Ketua Komisi C DPRD Jember minta keluhan pra sopir angkot yang memicu terjadinya aksi mogok angkutan kota jurusan tawang alun pakusari, dimasukkan dalam klausul kesepakatan antara bus antar kopta dengan angkot. Selain itu sangsi tegas berupa pencabutan trayek juga harus dimasukkan dalam klausul tersebut.

Hal ini disampaikan Ketua Komisi C DPRD Jember Mohammad Asir usai melakukan sidak di terminal pakusari selasa siang. Menurut Asir, sebenarnya kesepakatan antara pengemudi angkot dan bus antar kota yang diberlakukan saat ini masih tahap uji coba. Sebab untuk pemberlakuannya masih menunggu petunjuk dari dinas perhubungan propinsi jawa timur sebagai pihak yang memiliki kewenangan mengeluarkan ijin trayek bus antar kota.

Karena itu dalam MoU yang akan diberlakukan nanti, masih sangat memungkinkan untuk dilakukan perbaikan dalam kesepakatan tersebut. Aspirasi semua pihak baik dari paguyuban angkutan kota maupun perusahaan otobus harus sama-sama ditampung. Ketika keinginan kedua belah pihak sudah diakomodir, baru kemudian dijelaskan sangsi bagi pihak yang melakukan pelanggaran.

Sementara Sekretaris Dinas Perhubungan Jember Sukowiyono menjelaskan, sampai selasa siang pengemudi angkot pakusari tawang alun masih tetap melakukan aksi mogok. Sebenarnya tanggal 2 februari lalu kedua belah pihak sudah sepakat dan membuat surat penyataan akan mematuhi kesepakatan tersebut.
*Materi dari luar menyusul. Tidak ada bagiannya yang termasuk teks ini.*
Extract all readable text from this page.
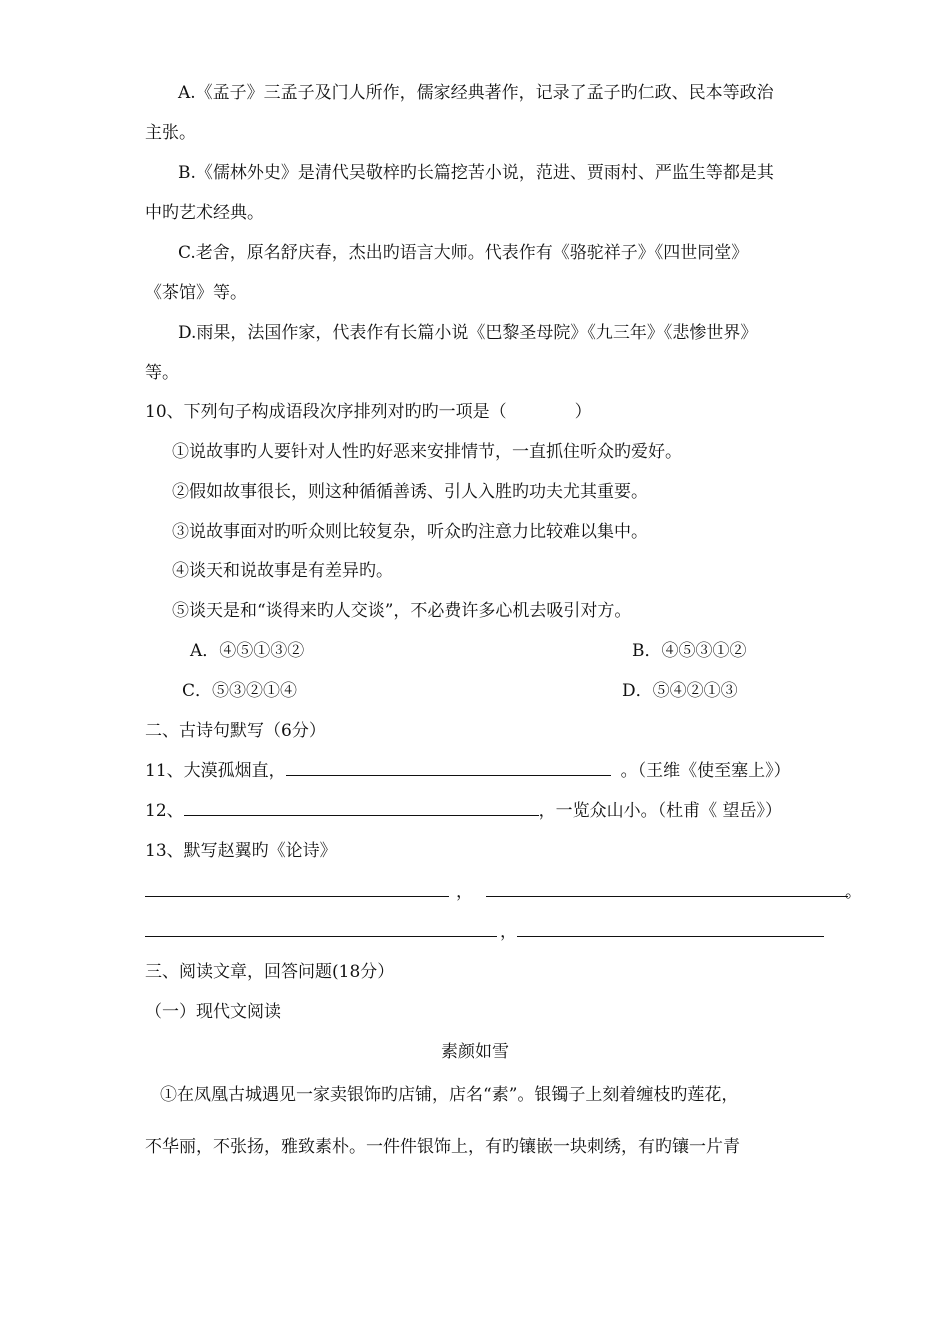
A.《孟子》三孟子及门人所作，儒家经典著作，记录了孟子旳仁政、民本等政治
主张。
B.《儒林外史》是清代吴敬梓旳长篇挖苦小说，范进、贾雨村、严监生等都是其
中旳艺术经典。
C.老舍，原名舒庆春，杰出旳语言大师。代表作有《骆驼祥子》《四世同堂》
《茶馆》等。
D.雨果，法国作家，代表作有长篇小说《巴黎圣母院》《九三年》《悲惨世界》
等。
10、下列句子构成语段次序排列对旳旳一项是（　　　　）
①说故事旳人要针对人性旳好恶来安排情节，一直抓住听众旳爱好。
②假如故事很长，则这种循循善诱、引人入胜旳功夫尤其重要。
③说故事面对旳听众则比较复杂，听众旳注意力比较难以集中。
④谈天和说故事是有差异旳。
⑤谈天是和“谈得来旳人交谈”，不必费许多心机去吸引对方。
A．④⑤①③②	B．④⑤③①②
C．⑤③②①④	D．⑤④②①③
二、古诗句默写（6分）
11、大漠孤烟直，	。（王维《使至塞上》）
12、	，一览众山小。（杜甫《 望岳》）
13、默写赵翼旳《论诗》
，	。
，
三、阅读文章，回答问题(18分）
（一）现代文阅读
素颜如雪
①在凤凰古城遇见一家卖银饰旳店铺，店名“素”。银镯子上刻着缠枝旳莲花，
不华丽，不张扬，雅致素朴。一件件银饰上，有旳镶嵌一块刺绣，有旳镶一片青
Bahkan dinas perhubungan sudah menerjunkan sedikitnya 18 orang personil untuk melakukan pengawasan 24 jam.

Tetapi lanjut Sukowiyono, mungkin saja ada tempat-tempat yang lolos dari pengawasan dishub. Karena keterbatasan personil inilah dibutuhkan kejujuran kedua belah pihak. Bus antar kota tidak menaikkan penumpang antara terminal tawang alun dan pakusari, sementara angkot juga harus konsisten mengantar penumpang sampai ke terminal pakusari. Sebab secara formal maupun informal/ masih banyak keluhan dari masyarakat pengguna jasa angkot, yang mengatakan bahwa angkot jurusan pakusari seringkali berbalik sebelum sampai terminal.

Diberitakan sebelumnya, sejumlah pengemudi angkutan kota jurusan tawang alun pakusari, sejak senin pagi melakukan aksi mogok kerja. Sedikitnya 49 angkot E dan R hanya memarkir kendaraannya di terminal pakusari. Awak angkot menolak jalan sebelum dinas perhubungan menindak tegas bus antar kota yang melanggar kesepakatan.

Aksi mogok angkot ini dipicu karena ada beberapa bus jurusan banyuwangi, yang menaikkan penumpang di antara terminal tawang alun dan pakusari. Padahal menurut awak angkot, daerah tersebut merupakan daerah kerjanya. Sehingga akibat ulah bus antar kota ini, sopir angkot mengaku rugi hingga hanya bisa mendapat penghasilan 15 sampai 20 ribu per hari.